Há dias entrou-me pelo telemóvel adentro o anúncio do lançamento de um jogo de guerra. Um jogo de guerra para meninos. O curto vídeo de apresentação não dispensava o som da metralhadora, “rátátátátátátá”. Esperneando no chão, liquidesfazendo-se em vermelhos – não de Natal mas de sangue – os perdedores não sucumbem à perícia do jogador, que festeja em júbilo a mortandade conseguida. O menino é um ás a matar. O menino pequenino precisa muito deste jogo para se manter concentrado e quieto, imbuído do espírito natalício.
O Natal, voragem pagã que entrou com pezinhos de lã pela manjedoura do Natal religioso, converteu-o numa festa de luzes e enfeites, celebração do velho corpulento com longas barbas brancas que passa o ano na Lapónia a construir presentes, ajudado por elfos, para os distribuir nesta noite de dezembro através das chaminés, usando para isso um trenó puxado por renas voadoras. Traz camionetas, consolas, pistas de carros, telemóveis, giftcards e roupa de marca. Sim, o Pai Natal acompanha a tendência da moda e sabe renovar-se todos os anos. Para além de ter acesso privilegiado às notas da escola a fim de saber quem mais merece.

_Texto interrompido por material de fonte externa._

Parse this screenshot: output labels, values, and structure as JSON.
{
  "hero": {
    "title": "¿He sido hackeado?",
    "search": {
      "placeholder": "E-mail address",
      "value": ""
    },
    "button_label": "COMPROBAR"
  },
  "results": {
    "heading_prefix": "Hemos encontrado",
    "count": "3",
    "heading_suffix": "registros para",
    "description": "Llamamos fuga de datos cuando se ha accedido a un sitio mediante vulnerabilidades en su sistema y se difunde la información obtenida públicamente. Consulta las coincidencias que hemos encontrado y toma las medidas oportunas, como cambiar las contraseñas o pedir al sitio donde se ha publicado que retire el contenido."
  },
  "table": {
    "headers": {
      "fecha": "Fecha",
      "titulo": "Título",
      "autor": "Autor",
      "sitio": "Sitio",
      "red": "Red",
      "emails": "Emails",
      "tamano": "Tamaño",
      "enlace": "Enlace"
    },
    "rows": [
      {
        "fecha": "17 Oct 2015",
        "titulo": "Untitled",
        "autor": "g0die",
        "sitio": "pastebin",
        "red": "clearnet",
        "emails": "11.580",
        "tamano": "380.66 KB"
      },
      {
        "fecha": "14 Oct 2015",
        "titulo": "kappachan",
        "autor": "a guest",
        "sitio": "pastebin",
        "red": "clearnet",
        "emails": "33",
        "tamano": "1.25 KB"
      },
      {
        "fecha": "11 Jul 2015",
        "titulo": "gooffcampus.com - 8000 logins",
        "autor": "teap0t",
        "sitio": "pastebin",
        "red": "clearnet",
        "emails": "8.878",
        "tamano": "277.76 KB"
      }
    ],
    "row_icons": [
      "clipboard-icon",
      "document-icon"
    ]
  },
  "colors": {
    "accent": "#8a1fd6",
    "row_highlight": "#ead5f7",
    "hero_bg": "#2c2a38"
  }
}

Entrevistado pela jornalista, um miúdo responde se acredita no Pai Natal: “Depende”. Depende do quê, quer saber o microfone: “Se trouxer presentes, acredito; se não trouxer nada, que vá à vida dele”. Já fizeste os teus pedidos? Escreveste uma carta? – volta o microfone a querer saber. “O quê?”
Por mim, volto ao tempo de apanhar musgo e, com bonecos de barro, recrio a noite em que Jesus nasceu – tenha sido em que dia for –, ponho um pequeno espelho redondo a fazer de lago, umas pedras empilhadas a fingir a manjedoura. Apanho no céu uma estrela que possa brilhar o ano inteiro. Tempo de família, de esperança e de recomeços.